I don’t know how much the psychiatrist enjoyed partying but then I expect, going back to New Zealand to have an operation, she had a lot on her mind. Bud was attached to the American Embassy and his speciality was crowd control. He was happily and openly CIA but would boast that he didn’t go in for any of that gunboat diplomacy. (Incidentally I wrote a novel about Fiji in 1998. Rather than a Graham Greene scenario, discovering the truths of a tropical island through the body of a lovely young native wo
man, my protagonist makes her discoveries through a lovely young native man. Juxtaposition.)
When chatting with my Bud in Fiji in 1987, I remarked how well read he was, and he told me in return that being a well-read person was par for the course. When Bud was holding his second drink I asked him about reading, did he find time to read as a pilot? ‘Oh yes,’ he said, ‘I find plenty of time to read and I do a lot of it.’ He smiled and said that when we get a kick out of doing things that we enjoy, we find the time to do them. I asked him what writers he enjoyed and he mentioned Tobacco Road by Erskine Caldwell; he also mentioned Ironweed by William Kennedy. What else, what others did he mention? Oh, of course, As I Lay Dying by William Faulkner, and then the Studs Lonigan trilogy by James T. Farrell. Yes, a pretty good line-up, one any professor of literature might approve. However, he was very keen to talk about his own state of mind and his own take on America. He wanted to explain how much he had believed in America when he was a young man, how hopeful he had always been of America’s future, of America as a leader in the new world that was to come. But I was thinking about the Fiji coup and the lies and complications that went with that event. How the CIA had manipulated it and how the results of the coup had reverberated around the Pacific.

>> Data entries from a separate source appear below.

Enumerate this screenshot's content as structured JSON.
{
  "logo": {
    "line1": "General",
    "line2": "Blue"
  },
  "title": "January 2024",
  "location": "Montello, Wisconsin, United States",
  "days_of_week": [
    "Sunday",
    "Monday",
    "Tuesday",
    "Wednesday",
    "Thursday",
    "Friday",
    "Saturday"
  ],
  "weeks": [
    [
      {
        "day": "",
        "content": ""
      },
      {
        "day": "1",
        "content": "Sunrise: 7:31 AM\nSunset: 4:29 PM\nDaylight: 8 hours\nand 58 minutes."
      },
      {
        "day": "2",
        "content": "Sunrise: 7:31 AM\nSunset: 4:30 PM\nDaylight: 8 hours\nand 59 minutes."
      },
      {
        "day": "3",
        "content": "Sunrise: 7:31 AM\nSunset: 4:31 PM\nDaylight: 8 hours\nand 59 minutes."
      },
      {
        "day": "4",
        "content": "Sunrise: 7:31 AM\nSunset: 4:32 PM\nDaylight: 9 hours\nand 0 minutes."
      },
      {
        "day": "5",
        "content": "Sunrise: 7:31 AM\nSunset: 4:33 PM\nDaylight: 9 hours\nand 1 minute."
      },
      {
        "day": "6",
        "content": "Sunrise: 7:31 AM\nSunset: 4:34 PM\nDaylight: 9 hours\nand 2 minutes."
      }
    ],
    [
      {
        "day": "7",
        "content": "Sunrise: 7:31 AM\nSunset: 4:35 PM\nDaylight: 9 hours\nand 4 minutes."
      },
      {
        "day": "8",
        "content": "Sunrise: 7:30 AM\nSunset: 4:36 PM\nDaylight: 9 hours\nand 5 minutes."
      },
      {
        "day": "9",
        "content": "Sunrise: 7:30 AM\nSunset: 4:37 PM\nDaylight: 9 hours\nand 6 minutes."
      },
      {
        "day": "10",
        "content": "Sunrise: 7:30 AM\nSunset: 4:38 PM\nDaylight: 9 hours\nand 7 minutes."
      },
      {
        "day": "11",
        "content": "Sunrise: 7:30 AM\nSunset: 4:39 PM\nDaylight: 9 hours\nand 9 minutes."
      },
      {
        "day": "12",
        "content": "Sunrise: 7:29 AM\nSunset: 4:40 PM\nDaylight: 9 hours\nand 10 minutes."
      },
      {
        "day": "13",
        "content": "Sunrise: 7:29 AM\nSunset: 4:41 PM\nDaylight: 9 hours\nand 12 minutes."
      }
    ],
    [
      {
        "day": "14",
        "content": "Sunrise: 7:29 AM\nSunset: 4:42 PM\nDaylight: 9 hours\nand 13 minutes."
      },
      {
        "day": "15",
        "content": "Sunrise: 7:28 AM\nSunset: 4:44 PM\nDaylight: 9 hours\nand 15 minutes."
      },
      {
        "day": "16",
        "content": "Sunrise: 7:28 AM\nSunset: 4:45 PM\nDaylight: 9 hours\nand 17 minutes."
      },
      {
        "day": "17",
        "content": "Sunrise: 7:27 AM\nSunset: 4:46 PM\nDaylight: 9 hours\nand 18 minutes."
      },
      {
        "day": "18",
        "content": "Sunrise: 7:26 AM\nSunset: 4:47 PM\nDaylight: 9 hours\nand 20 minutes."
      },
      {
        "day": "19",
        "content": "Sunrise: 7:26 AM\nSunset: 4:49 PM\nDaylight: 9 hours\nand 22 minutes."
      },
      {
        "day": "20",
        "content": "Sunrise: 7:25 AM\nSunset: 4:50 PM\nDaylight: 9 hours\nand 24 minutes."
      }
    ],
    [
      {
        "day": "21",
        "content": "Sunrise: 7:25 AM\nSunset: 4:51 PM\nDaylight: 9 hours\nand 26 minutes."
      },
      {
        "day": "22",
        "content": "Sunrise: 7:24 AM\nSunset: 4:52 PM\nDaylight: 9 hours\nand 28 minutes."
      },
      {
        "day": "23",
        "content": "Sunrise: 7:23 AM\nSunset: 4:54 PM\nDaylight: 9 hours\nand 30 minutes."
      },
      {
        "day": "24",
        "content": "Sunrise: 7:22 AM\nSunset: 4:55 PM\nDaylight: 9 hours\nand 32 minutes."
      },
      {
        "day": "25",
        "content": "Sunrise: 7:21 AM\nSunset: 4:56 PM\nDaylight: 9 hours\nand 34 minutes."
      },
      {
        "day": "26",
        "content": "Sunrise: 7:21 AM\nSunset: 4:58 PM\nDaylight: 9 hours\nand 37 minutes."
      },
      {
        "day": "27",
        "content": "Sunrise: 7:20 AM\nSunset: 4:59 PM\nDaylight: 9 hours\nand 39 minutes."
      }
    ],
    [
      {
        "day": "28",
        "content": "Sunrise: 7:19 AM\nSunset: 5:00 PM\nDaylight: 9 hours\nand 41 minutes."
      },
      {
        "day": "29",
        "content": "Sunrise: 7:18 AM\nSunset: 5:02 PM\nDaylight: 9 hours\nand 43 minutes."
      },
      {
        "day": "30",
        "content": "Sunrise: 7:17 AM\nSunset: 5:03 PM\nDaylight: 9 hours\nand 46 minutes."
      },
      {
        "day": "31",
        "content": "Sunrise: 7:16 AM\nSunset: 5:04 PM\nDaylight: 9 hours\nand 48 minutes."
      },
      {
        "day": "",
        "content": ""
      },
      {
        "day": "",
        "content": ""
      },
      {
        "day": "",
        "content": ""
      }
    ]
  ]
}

Meantime, his was a sparkling and energised discourse. He discussed books in a laid-back sort of style, politicised. If this guy was indeed a CIA boy, he was a superior example. His manner was far different from the bunglings of the CIA in Wellington in the ’50s, which had been my only other encounter with them.
At a house surgeon’s party in the hospital quarters, I met the first secretary of the Russian embassy. The secretary and his wife had been asked to the party by my brother-in-law who was a registrar at the hospital. This cool dude bore no resemblance whatsoever to my imagined Russian. Especially not a Russian that was representing communist Russia. He was tall, dark and handsome, spoke flawless English and his body was graced by a Savile Row suit. His wife was blonde, slim and very pretty. She obviously bought her clothes in a more advanced country than 1950s New Zealand. When she discovered that I worked at Harry’s, she was delighted and asked that I send her an invitation to my next exhibition. She already knew Seresin, whose espresso bar was in Plischke’s building on the Quay, and who, after all, had been born in Russia.